Quando o manuscrito chega, a história muda de narrador. Ago­ra, quem conta o assombroso episódio de duas crianças e dois fantasmas é a jovem governanta, de 20 anos, enfrentando seu pri­meiro trabalho. Filha de um pá­roco rural, ela seguiria a carreira de preceptora. Um dia, encon­trou um anúncio no jornal. Um homem milionário, sem nenhu­ma paciência para com crianças, procurava alguém para cuidar da educação de seus dois sobri­nhos, Flora e Miles. Eram filhos de seu irmão militar, que havia morrido com a mulher na índia. As crianças moravam em Bly, uma residência da família, no interior, com uma criada, Mrs. Grose. Miles, em idade escolar, tinha acabado de ser expulso da escola por motivos misteriosos.

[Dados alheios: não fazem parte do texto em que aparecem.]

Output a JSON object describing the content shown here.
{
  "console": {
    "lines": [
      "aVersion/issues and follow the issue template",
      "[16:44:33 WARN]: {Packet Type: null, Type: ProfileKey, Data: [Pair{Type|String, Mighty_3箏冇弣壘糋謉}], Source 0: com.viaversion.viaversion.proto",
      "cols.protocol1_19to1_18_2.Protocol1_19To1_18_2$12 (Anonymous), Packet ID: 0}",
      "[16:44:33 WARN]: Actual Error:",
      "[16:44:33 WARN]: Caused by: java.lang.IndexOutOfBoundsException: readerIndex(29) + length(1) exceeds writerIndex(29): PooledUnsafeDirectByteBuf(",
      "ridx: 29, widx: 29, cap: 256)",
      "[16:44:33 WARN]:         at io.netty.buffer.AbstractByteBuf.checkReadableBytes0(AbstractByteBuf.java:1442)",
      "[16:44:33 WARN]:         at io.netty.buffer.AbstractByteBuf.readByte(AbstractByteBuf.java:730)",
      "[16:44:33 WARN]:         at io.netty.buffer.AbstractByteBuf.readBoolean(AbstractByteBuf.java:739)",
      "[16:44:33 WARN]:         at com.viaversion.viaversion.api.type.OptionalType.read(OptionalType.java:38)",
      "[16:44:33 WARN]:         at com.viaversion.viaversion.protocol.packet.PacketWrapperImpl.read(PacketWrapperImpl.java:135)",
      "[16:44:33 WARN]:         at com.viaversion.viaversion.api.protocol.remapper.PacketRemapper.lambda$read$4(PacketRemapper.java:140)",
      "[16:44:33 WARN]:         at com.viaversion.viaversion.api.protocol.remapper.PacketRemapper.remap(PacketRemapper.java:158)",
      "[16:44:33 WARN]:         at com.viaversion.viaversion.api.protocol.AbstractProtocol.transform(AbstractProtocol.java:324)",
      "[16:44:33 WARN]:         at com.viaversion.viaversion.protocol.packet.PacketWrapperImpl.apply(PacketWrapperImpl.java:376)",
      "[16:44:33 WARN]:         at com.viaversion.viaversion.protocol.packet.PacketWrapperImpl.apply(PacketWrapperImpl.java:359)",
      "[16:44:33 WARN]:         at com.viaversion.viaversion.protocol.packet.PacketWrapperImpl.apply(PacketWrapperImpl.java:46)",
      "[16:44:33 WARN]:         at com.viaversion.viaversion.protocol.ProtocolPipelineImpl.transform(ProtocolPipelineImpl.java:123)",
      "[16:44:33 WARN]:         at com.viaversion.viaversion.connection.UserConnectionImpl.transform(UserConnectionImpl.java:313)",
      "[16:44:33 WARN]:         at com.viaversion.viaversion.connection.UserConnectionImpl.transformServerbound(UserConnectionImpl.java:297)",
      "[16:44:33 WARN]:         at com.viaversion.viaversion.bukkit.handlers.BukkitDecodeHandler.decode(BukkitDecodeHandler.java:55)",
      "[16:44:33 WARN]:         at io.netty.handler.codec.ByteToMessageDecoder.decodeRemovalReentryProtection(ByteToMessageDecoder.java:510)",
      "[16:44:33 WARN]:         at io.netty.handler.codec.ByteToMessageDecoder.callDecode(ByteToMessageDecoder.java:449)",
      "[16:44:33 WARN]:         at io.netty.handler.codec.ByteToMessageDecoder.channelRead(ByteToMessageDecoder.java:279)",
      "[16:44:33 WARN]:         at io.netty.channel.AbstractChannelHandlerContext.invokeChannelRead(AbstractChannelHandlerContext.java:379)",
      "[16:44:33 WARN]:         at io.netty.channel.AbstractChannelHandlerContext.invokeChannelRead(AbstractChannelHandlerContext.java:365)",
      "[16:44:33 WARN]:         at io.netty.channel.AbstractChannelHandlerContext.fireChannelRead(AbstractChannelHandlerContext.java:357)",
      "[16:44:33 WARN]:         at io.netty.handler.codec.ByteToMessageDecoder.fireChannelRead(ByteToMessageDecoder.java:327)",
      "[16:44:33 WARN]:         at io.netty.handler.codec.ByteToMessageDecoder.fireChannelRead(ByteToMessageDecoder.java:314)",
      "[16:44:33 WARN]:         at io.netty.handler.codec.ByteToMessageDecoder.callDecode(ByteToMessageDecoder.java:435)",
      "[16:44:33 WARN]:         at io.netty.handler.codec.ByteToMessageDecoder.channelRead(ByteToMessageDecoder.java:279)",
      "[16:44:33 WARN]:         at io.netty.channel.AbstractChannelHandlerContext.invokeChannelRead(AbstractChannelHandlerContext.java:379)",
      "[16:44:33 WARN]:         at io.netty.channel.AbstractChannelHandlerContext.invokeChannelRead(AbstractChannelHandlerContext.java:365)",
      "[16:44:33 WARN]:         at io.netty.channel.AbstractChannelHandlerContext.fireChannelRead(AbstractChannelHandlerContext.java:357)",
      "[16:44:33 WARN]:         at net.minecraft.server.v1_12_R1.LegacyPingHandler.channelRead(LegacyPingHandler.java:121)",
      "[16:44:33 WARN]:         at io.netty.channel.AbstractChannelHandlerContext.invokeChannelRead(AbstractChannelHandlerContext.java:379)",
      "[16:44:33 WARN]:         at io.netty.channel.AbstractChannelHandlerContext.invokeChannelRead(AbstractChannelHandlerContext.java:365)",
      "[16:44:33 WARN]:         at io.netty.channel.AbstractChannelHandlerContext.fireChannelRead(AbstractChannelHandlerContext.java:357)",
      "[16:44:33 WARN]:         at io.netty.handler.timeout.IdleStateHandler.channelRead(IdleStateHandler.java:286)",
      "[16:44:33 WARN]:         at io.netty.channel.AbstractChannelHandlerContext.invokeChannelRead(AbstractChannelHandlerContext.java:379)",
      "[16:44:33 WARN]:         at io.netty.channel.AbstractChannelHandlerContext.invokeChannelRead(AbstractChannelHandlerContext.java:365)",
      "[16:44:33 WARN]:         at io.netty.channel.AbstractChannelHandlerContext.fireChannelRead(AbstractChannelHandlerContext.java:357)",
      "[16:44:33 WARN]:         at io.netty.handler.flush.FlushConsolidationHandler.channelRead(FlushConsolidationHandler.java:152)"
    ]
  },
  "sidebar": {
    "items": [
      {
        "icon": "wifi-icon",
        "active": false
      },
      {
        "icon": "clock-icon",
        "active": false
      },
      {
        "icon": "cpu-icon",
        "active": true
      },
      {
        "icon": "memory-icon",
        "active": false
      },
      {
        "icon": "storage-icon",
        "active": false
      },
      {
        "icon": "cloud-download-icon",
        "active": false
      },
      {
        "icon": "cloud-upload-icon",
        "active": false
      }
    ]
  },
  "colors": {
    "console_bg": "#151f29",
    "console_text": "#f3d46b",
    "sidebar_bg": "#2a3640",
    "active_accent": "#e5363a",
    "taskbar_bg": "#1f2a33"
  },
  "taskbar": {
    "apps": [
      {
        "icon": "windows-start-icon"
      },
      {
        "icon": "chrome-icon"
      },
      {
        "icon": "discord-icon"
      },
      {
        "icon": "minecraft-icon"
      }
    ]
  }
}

Os dias em Bly seriam esplên­didos se não fossem os fantasmas de Peter Quint, ex-mordomo da casa, que tinha grande afeição por Miles, e da senhorita Jessel, a ex-preceptora, que morrera logo depois de deixar a casa. A jovem governanta começa a vê-los em vários lugares, como no alto da torre da casa, atrás de uma vidraça ou na escada em caracol. Ela tem essas visões e comenta com Mrs. Grose, que, ao escutar seu relato, reconhece os dois antigos empre­gados e passa a contar a relação deles com as crianças. Para a nar­radora, eles estão ali para se apos­sar das crianças e encaminhá-las para o mal. Como um detetive, ela vai investigando cada aparição, as reações das crianças, que pare­cem ser ambíguas, o motivo que fez Miles ser expulso da escola, etc. Ela age, em outras palavras, com todos os instrumentos da razão investigativa, para des­cobrir, porém, algo que escapa ao mundo racional e adentra o mundo das lendas de terror. Essa parece ser a mola propul­sora do romance, girando entre o racionalismo e o inexplicável, o que tem sua raiz no mito.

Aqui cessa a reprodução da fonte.